Review of 'Inferno' on 'Goodreads'
2 stars
Like all Dan Brown books, the prose was completely dry, boring, and lacking in emotion. I just read a bunch of Dan's books in succession while watching his Masterclass videos. He offers some great story writing advice but I really don't care for the style of his own writing. It's a personal taste thing, so pay little attention to that If you happen to be a big Dan Brown fan.

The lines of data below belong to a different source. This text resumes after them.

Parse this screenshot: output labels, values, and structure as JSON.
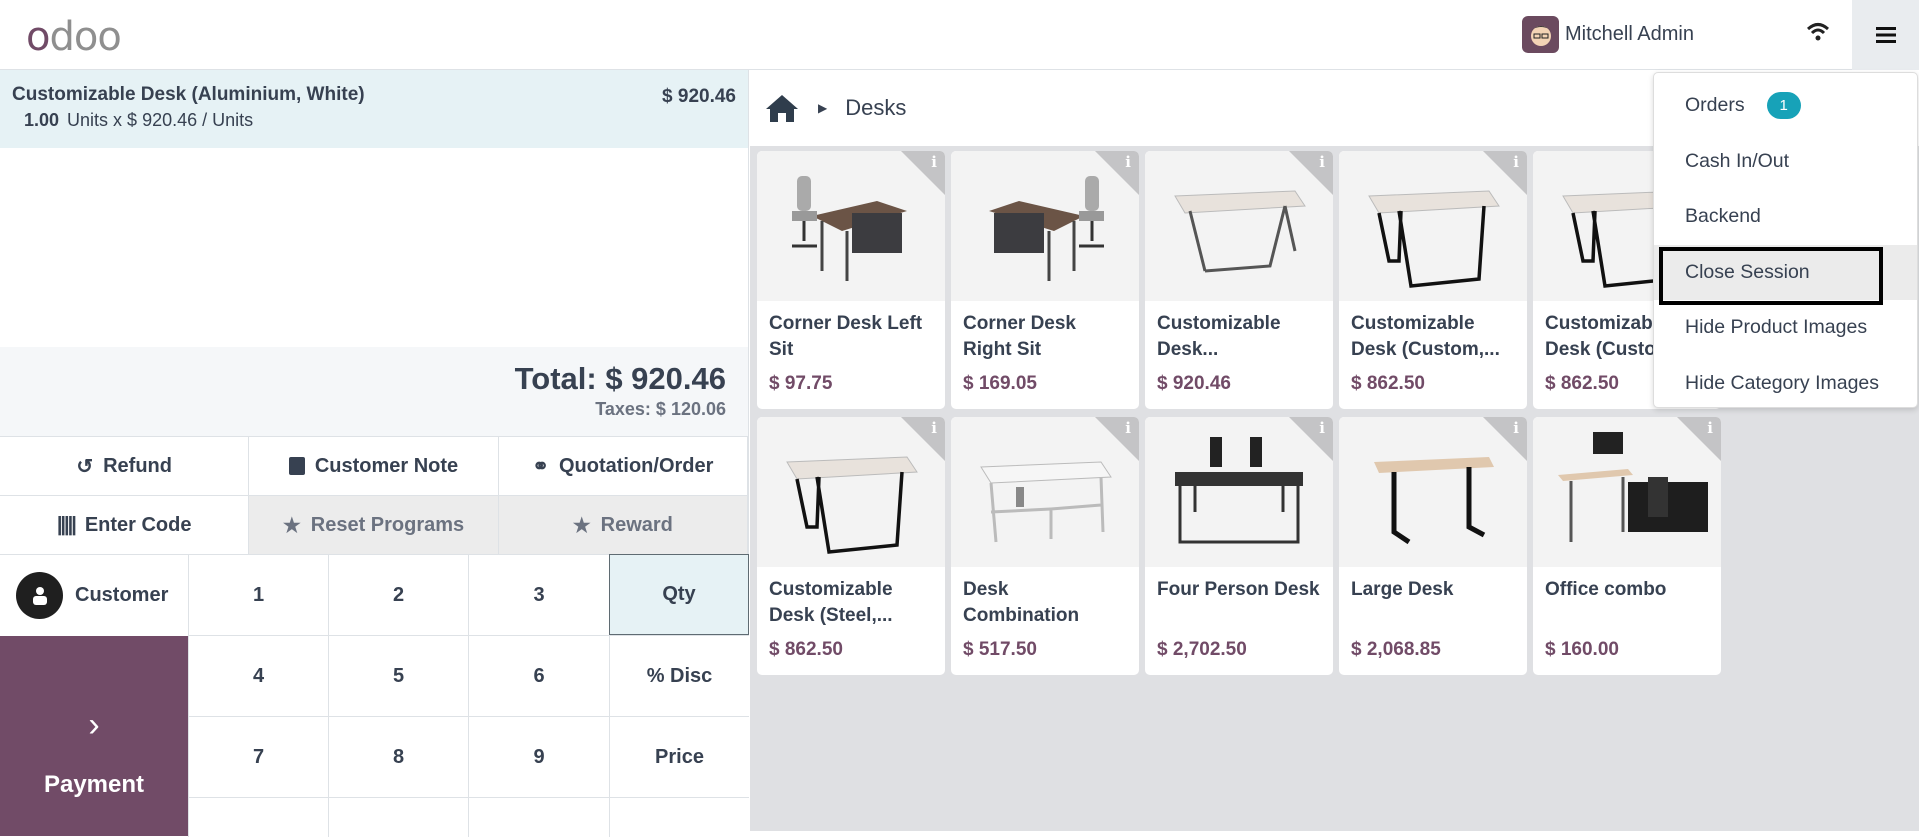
{
  "header": {
    "logo": "odoo",
    "user": "Mitchell Admin",
    "wifi_icon": "wifi-icon",
    "menu_icon": "hamburger-icon"
  },
  "order": {
    "line": {
      "name": "Customizable Desk (Aluminium, White)",
      "price": "$ 920.46",
      "qty": "1.00",
      "unit_text": "Units x $ 920.46 / Units"
    },
    "total": "Total: $ 920.46",
    "taxes": "Taxes: $ 120.06"
  },
  "actions": {
    "refund": "Refund",
    "customer_note": "Customer Note",
    "quotation": "Quotation/Order",
    "enter_code": "Enter Code",
    "reset_programs": "Reset Programs",
    "reward": "Reward"
  },
  "pad": {
    "customer": "Customer",
    "payment": "Payment",
    "keys": [
      "1",
      "2",
      "3",
      "Qty",
      "4",
      "5",
      "6",
      "% Disc",
      "7",
      "8",
      "9",
      "Price"
    ],
    "selected": "Qty"
  },
  "breadcrumb": {
    "home_icon": "home-icon",
    "category": "Desks"
  },
  "products": [
    {
      "name": "Corner Desk Left Sit",
      "price": "$ 97.75",
      "kind": "corner-left"
    },
    {
      "name": "Corner Desk Right Sit",
      "price": "$ 169.05",
      "kind": "corner-right"
    },
    {
      "name": "Customizable Desk...",
      "price": "$ 920.46",
      "kind": "table-white"
    },
    {
      "name": "Customizable Desk (Custom,...",
      "price": "$ 862.50",
      "kind": "table-black"
    },
    {
      "name": "Customizable Desk (Custom,...",
      "price": "$ 862.50",
      "kind": "table-black"
    },
    {
      "name": "Customizable Desk (Steel,...",
      "price": "$ 862.50",
      "kind": "table-black"
    },
    {
      "name": "Desk Combination",
      "price": "$ 517.50",
      "kind": "white-frame"
    },
    {
      "name": "Four Person Desk",
      "price": "$ 2,702.50",
      "kind": "four"
    },
    {
      "name": "Large Desk",
      "price": "$ 2,068.85",
      "kind": "standing"
    },
    {
      "name": "Office combo",
      "price": "$ 160.00",
      "kind": "combo"
    }
  ],
  "menu": {
    "items": [
      "Orders",
      "Cash In/Out",
      "Backend",
      "Close Session",
      "Hide Product Images",
      "Hide Category Images"
    ],
    "orders_badge": "1",
    "highlighted": "Close Session"
  },
  "colors": {
    "brand": "#714b67",
    "badge": "#17a2b8",
    "selected_line": "#e6f2f5"
  }
}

One thing in Dan's Masterclass, that I now find extra funny after reading his books had to do with focusing on the how and not the what. he uses James Bond movies as an example; every one of them is the same. We all know there's going to be an evil villain that needs to be defeated with a global plot based on some form of greed. We know there will be two beautiful women, one working for the villain and one pure and good. (Bond will bed one of these women or both.) Bond will defeat the villain. He will have gadgets to do so. Etc., etc. when writing such a story, Dan instructs that the author should not worry so much about what happens but how everything happens. And now that I have peeked behind the Dan Brown curtain watching his Masterclass videos, his formula sticks out to me like a sore thumb. They are all the exact same story, just with a different setting (in Europe), a different beautiful woman whose great feminine beauty asexual Langdon appreciates but for whom he has no real sexual desire, a villain whose objective is supposed to leave us feeling ambivalent, his Mickey Mouse watch, lots of religious symbolism and Langdon's agnostic view of those symbols, etc. etc.
I had a lot of fun reading the formulaic Harry Potter books but Dan Brown and HIS formula is just not for me.